Before we plebeians had the opportunity to see the Spectre on October 18 in official press images, Rolls-Royce held a private unveiling at home in Goodwood. Potential buyers were invited to the automaker’s headquarters to see the first-ever RR production model to do away with the combustion engine. Showing the EV behind closed doors was a success as more than 300 buyers from the US alone signed their names on the dotted line.
Over three hundred preorders might not seem much, but let’s keep in mind the Spectre carries an eye-watering starting price of $413,000. Needless to say, virtually no one buys a Rolls-Royce without spending extra on options, which are aplenty. CEO Torsten Müller-Ötvös told CNBC “the order book looks strong” and those who saw the car in person were “delighted” with the EV. Early adopters are in for a long wait as deliveries to customers won’t start until the fourth quarter of 2023.
Touted as being the world’s first Ultra-Luxury Electric Super Coupé, the 2024 Spectre “needs to be a Rolls-Royce first,” according to the automaker’s head honcho. Müller-Ötvös went on to explain what that means: “stability, brilliant quality, timeless materials, flight-on-land, silent propulsion.” He refrained from going into details about how many units RR wants to sell but did hint the Cullinan SUV will remain the most popular, followed by the Ghost and then the Spectre. The absolute flagship, the even more expensive Phantom (from $460,000), is naturally the model with the fewest sales.

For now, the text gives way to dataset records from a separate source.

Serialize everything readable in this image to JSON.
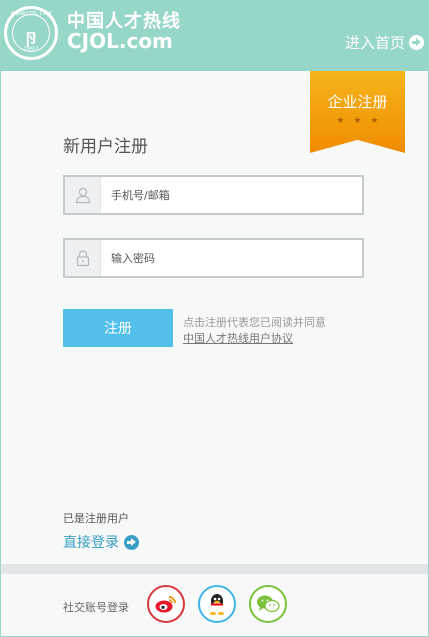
{
  "header": {
    "brand_cn": "中国人才热线",
    "brand_en": "CJOL.com",
    "seal_arc": "WWW.CJOL.COM",
    "seal_letter": "卪",
    "seal_year": "1997",
    "home_link": "进入首页"
  },
  "corp_register": {
    "label": "企业注册",
    "stars": "★★★"
  },
  "form": {
    "title": "新用户注册",
    "account_placeholder": "手机号/邮箱",
    "password_placeholder": "输入密码",
    "submit_label": "注册",
    "agree_text": "点击注册代表您已阅读并同意",
    "agreement_link": "中国人才热线用户协议"
  },
  "login": {
    "prompt": "已是注册用户",
    "link": "直接登录"
  },
  "social": {
    "label": "社交账号登录",
    "providers": [
      "weibo",
      "qq",
      "wechat"
    ]
  },
  "colors": {
    "header": "#97d7ca",
    "button": "#52c0ea",
    "ribbon": "#f5a512",
    "link": "#3a9fc6"
  }
}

The stately Spectre is absolutely massive, stretching at 5,453 mm (214.6 inches) long and 2,080 mm (81.8 inches) wide while tipping the scales at 2,975 kilograms (6,558 pounds). The four-seat, two-door electric coupe has a WLTP range of 320 miles (520 kilometers) and uses a dual-motor setup providing a combined 577 hp (430 kW) and 900 Nm (664 lb-ft) of torque. It goes from 0 to 60 mph (96 km/h) in 4.4 seconds and to 62 mph (100 km/h) in 4.5 seconds. There’s no word about top speed, but Rolls-Royce owners typically don’t care about that.
Müller-Ötvös describes the Spectre as being “the most perfect” product Rolls-Royce has ever built. It kickstarts the brand’s EV revolution as the lineup will become purely electric by 2030. MINI will follow suit early in the next decade while the BMW core brand has not set a date for when it will abandon combustion engines.